Given its readability, Lissa will generate discussions on both content and form at the undergraduate and graduate levels, and it can be used in methods courses across the board. In her critical discussion of “academic tourism,” for instance, Nye explains their decision to use the names and likenesses of real people, in addition to the work of known graffiti artists, in order to recognize the efforts and labor of Egyptian activists and intellectuals during and after the Revolution (274). A fictionalized text that interweaves the long-term research engagements of both authors, Lissa easily and compellingly transcends area studies and topical designations.
Lissa provides a bridge between different modes of thinking, doing, and representing anthropology. One need only visit the Society for Visual Anthropology’s website to note that this is part of an ongoing disciplinary push to expand beyond the monograph and text-dominated forms of knowledge production and dissemination (Errington 2018). The novel may also generate discussions in other disciplines about the contributions that ethnographic research can make to the wider world of graphic novels (Singh 2018).

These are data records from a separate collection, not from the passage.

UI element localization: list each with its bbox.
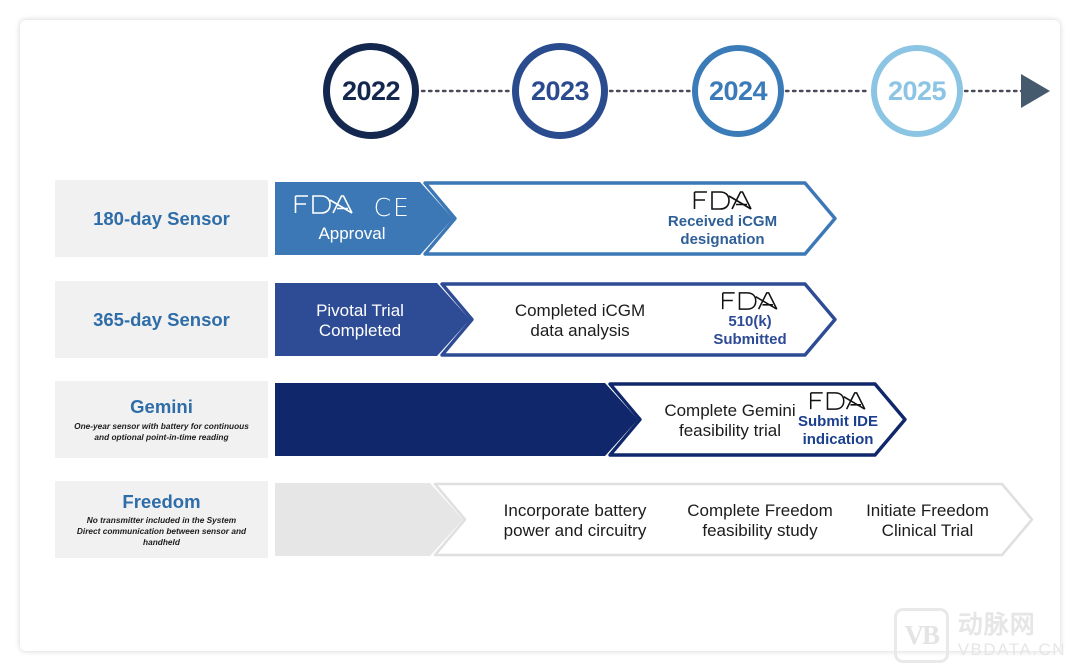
segment-text-icgm-analysis: Completed iCGM data analysis (485, 301, 675, 341)
fda-group-180-right (660, 189, 785, 212)
watermark-text: 动脉网 VBDATA.CN (958, 613, 1066, 658)
ce-mark-icon: CE (374, 193, 411, 222)
fda-logo-icon (720, 290, 780, 312)
row-label-title: Gemini (130, 396, 193, 417)
segment-fill-gemini[interactable] (275, 383, 638, 456)
row-bar-freedom: Incorporate battery power and circuitry … (275, 481, 1037, 558)
fda-ce-group-180: CE (287, 193, 417, 222)
segment-fill-freedom[interactable] (275, 483, 463, 556)
row-bar-365-day-sensor: Pivotal Trial Completed Completed iCGM d… (275, 281, 840, 358)
row-bar-gemini: Complete Gemini feasibility trial Submit… (275, 381, 910, 458)
row-label-title: 365-day Sensor (93, 309, 230, 330)
year-label-2024: 2024 (709, 76, 767, 107)
segment-text-complete-freedom: Complete Freedom feasibility study (665, 501, 855, 541)
row-label-freedom: Freedom No transmitter included in the S… (55, 481, 268, 558)
watermark-logo-icon: VB (894, 608, 949, 663)
row-label-title: 180-day Sensor (93, 208, 230, 229)
row-label-subtitle: One-year sensor with battery for continu… (68, 421, 255, 443)
watermark-latin-text: VBDATA.CN (958, 641, 1066, 658)
row-label-365-day-sensor: 365-day Sensor (55, 281, 268, 358)
fda-group-gemini (783, 390, 893, 412)
watermark: VB 动脉网 VBDATA.CN (894, 608, 1066, 663)
year-label-2025: 2025 (888, 76, 946, 107)
segment-text-incorporate-battery: Incorporate battery power and circuitry (475, 501, 675, 541)
row-bar-180-day-sensor: CE Approval Received iCGM designation (275, 180, 840, 257)
row-label-180-day-sensor: 180-day Sensor (55, 180, 268, 257)
year-circle-2023[interactable]: 2023 (512, 43, 608, 139)
segment-text-initiate-freedom: Initiate Freedom Clinical Trial (840, 501, 1015, 541)
fda-logo-icon (692, 189, 754, 212)
fda-logo-icon (808, 390, 868, 412)
segment-text-submit-ide: Submit IDE indication (783, 413, 893, 448)
row-label-gemini: Gemini One-year sensor with battery for … (55, 381, 268, 458)
segment-text-pivotal-trial: Pivotal Trial Completed (285, 301, 435, 341)
row-label-subtitle: No transmitter included in the System Di… (71, 515, 252, 548)
year-circle-2025[interactable]: 2025 (871, 45, 963, 137)
year-circle-2022[interactable]: 2022 (323, 43, 419, 139)
segment-text-510k-submitted: 510(k) Submitted (695, 313, 805, 348)
watermark-cn-text: 动脉网 (958, 613, 1066, 638)
fda-group-365 (695, 290, 805, 312)
segment-text-icgm-designation: Received iCGM designation (660, 213, 785, 248)
year-circle-2024[interactable]: 2024 (692, 45, 784, 137)
row-label-title: Freedom (122, 491, 200, 512)
fda-logo-icon (293, 193, 355, 216)
segment-text-approval: Approval (287, 224, 417, 244)
year-label-2023: 2023 (531, 76, 589, 107)
year-label-2022: 2022 (342, 76, 400, 107)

Lissa will start conversations in the classroom and beyond, among students and colleagues (the book has already generated several online forums and features), and I eagerly await the next installments in the ethnoGRAPHIC series.
Errington, Shelly. 2018. “Lissa and the Graphic Novel Form: An Appreciation.” Anthropology Now 9 (3). Routledge: 136–43. https://doi.org/10.1080/19428200.2017.1391040.
Singh, Parismita. 2018. “Lissa: A Review.” Second Spear. http://medanthroquarterly.org/2018/03/19/lissa-a-review/
 The images of Said’s corpse, brutally disfigured at the hands of Egyptian police circulated widely on social media, providing one of the revolution’s initial sparks.